Dolci d’autore: la pasticceria professionale a Roma

Immagine: Dolci d’autore: la pasticceria professionale a Roma

Da sempre la pasticceria d’autore si distingue per l’alta artigianalità delle sue proposte, coniugando tecnica classica, ricercatezza estetica e quel qualcosa di distintivo che risiede nella vision del maestro pasticcere: la sua firma.

Alla base c’è dunque il connubio tra ricerca e tradizione, design e arte, ma anche il fatto di raccontare una storia che unisce chi quel dolce lo realizza e chi lo assapora.
L’identità professionale, tanto dell’attività quanto del suo personale, assume perciò una rilevanza particolare ed è per questo che appare fondamentale conseguire una formazione ad hoc.

Un discorso che vale in particolare in un contesto d’eccellenza quale quello romano, dove la pasticceria d’autore vede al centro i prodotti della tradizione dolciaria romana, declinati secondo soluzioni innovative tra tecniche, contaminazioni e dessert ricercati. Aspetti che, per i pasticceri, diventa essenziale padroneggiare.
 

Come si diventa pasticcere professionista oggi?

Premesso che l’esperienza sul campo appare indispensabile, c’è da dire che oggi non è più sufficiente.
Ciò dà luogo a un cambiamento importante nel modo stesso di intendere la formazione, percepita come un momento particolare nella vita del professionista e in quanto tale dedicato.

Per gli aspiranti pasticceri la strada più proficua – nonché premiata dalle attività che sono alla ricerca di una figura da inserire nel proprio organico – è conseguire un corso in grado di preparare a quanto richiesto dalle aziende del territorio di riferimento, alla luce della particolare declinazione che assume la pasticceria d’autore.

Per chi desidera lavorare nella Capitale, tra i migliori corsi di pasticceria troviamo quello di Accademia Italiana Chef, realtà formativa attiva a Roma che presenta un’offerta strutturata in linea con lo standard europeo ISO 21001, predisposta secondo una frequenza di un giorno a settimana e una durata di 465 ore complessive (circa 4 mesi, stage incluso).

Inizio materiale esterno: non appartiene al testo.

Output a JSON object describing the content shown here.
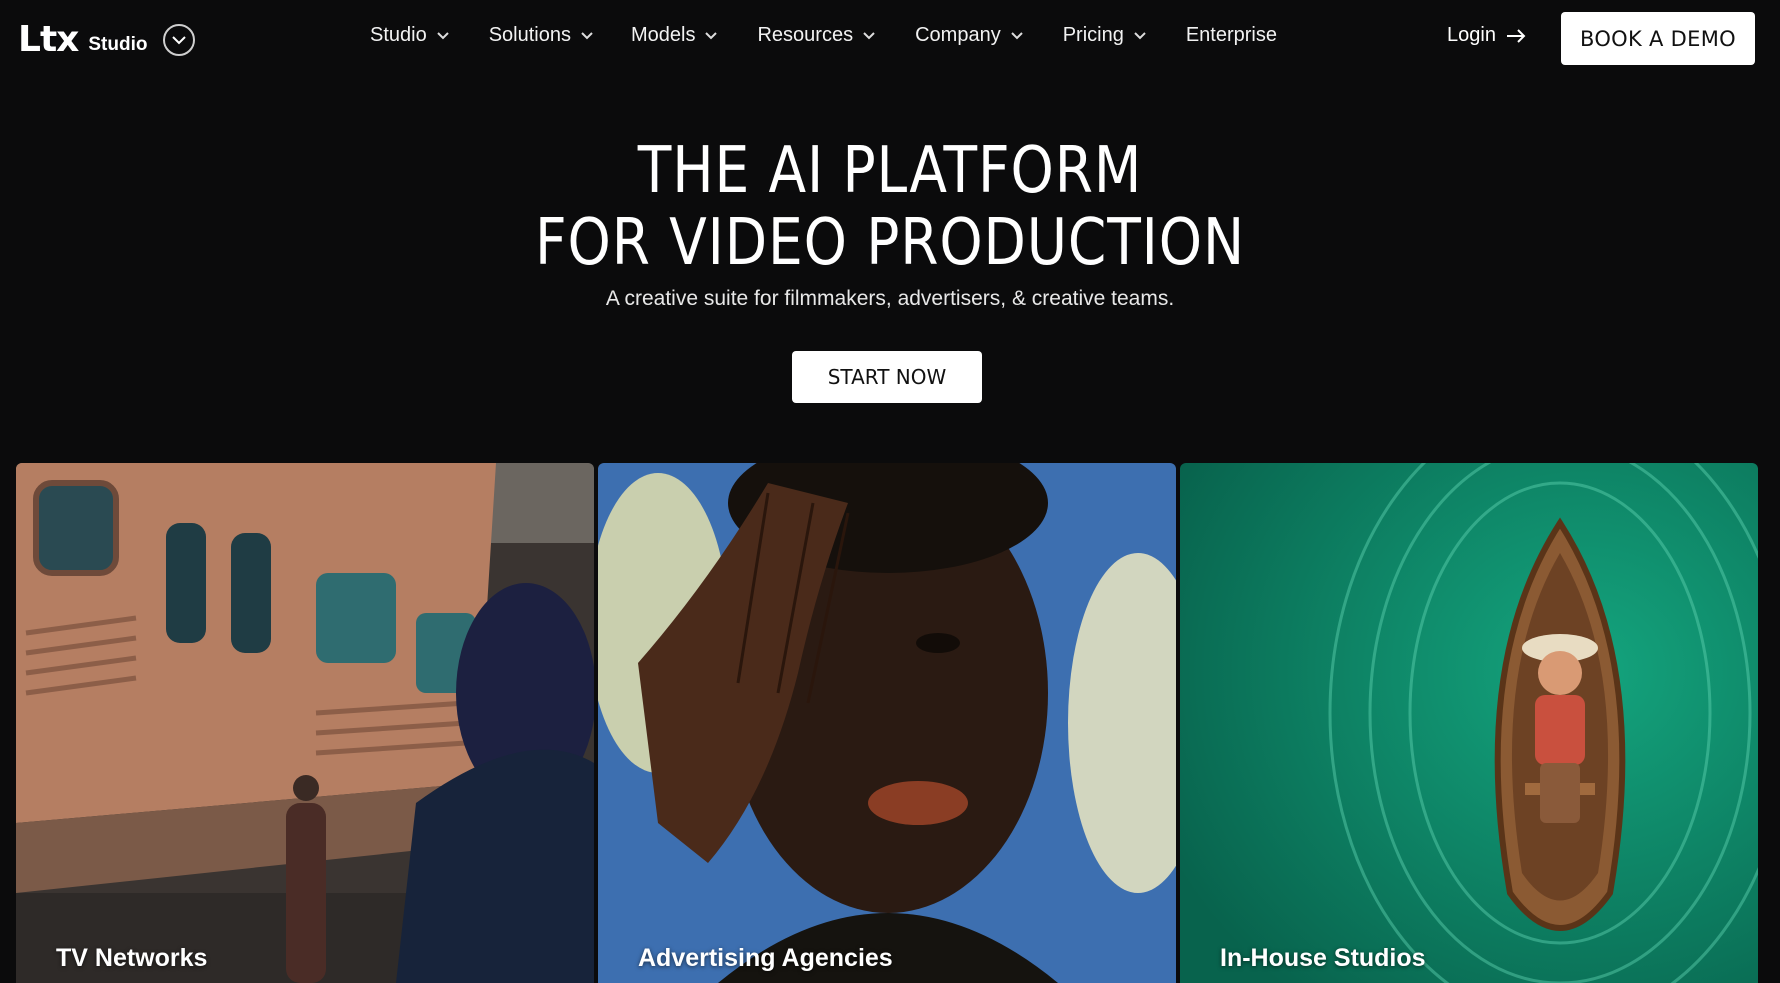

Le lezioni, condotte da insegnanti altamente qualificati, prevedono un mix bilanciato di teoria e pratica, a fronte di un titolo di pasticcere professionista riconosciuto in tutta Europa e coadiuvato da un certificato HACCP e da uno inerente la sicurezza sul lavoro.
Una volta terminato il corso, la persona si pone dunque in una posizione ideale per emergere tra gli altri candidati: non stupisce, quindi, che l’85% dei diplomati trovi lavoro entro due mesi dal diploma.
 

La pasticceria d’autore a Roma: quando tradizione e innovazione si contaminano vicendevolmente

Tradizione o innovazione?
La congiunzione è sbagliata, quando si parla di pasticceria d’autore oggi a Roma: si dovrebbe dire, infatti, tradizione e innovazione, dal momento che i due fattori vengono portati avanti di pari passo.

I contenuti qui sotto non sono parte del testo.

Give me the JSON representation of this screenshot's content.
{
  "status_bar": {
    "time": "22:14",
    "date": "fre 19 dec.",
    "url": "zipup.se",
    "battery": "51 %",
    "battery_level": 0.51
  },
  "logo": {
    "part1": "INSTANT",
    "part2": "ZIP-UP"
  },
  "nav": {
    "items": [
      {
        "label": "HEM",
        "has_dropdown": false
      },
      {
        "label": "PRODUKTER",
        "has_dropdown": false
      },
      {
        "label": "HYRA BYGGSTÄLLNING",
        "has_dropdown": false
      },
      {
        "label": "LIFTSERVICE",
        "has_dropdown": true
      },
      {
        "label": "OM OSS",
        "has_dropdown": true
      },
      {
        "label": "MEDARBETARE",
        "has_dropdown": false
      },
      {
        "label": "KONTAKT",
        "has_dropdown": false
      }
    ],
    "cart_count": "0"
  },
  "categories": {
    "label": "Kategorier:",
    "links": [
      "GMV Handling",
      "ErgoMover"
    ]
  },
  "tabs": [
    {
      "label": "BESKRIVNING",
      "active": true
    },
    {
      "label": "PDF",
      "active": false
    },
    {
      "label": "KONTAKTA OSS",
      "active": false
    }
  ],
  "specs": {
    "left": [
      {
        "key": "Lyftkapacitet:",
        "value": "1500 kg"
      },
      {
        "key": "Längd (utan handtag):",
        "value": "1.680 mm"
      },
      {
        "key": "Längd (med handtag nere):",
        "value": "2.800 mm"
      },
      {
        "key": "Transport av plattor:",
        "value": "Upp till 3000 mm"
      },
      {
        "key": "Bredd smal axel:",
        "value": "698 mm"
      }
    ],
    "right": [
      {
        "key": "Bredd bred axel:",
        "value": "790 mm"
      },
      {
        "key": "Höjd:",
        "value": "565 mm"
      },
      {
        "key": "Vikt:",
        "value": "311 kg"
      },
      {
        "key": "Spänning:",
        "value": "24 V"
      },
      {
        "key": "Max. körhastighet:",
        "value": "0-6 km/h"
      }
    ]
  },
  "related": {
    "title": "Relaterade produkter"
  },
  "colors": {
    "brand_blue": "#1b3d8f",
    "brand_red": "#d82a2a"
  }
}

Accanto ai dolci della tradizione, a cominciare dal maritozzo, immancabile nelle proposte della colazione e reputato una vera e propria istituzione, non mancano le contaminazioni.
Tra queste spicca quella con la gastronomia francese, che dà luogo a un connubio improntato sulla leggerezza, la raffinatezza e l’equilibrio di sapori.

Particolare sapienza richiede la gestione dei lievitati, in particolare quelli vegan, che non possono mancare in vetrina, visto l’aumento esponenziale delle richieste.
C’è poi chi decide di puntare sul connubio paste e gelato, offrendo una proposta personalizzata con il gelato che può diventare, inoltre, un ingrediente gourmand in molteplici preparazioni.

Per quanti desiderano affermarsi nella pasticceria d’autore, vista la complessità del settore, diventa fondamentale disporre di basi solide come soltanto una formazione di alto profilo è in grado di offrire: un punto di partenza necessario per apporre su ogni creazione la propria firma.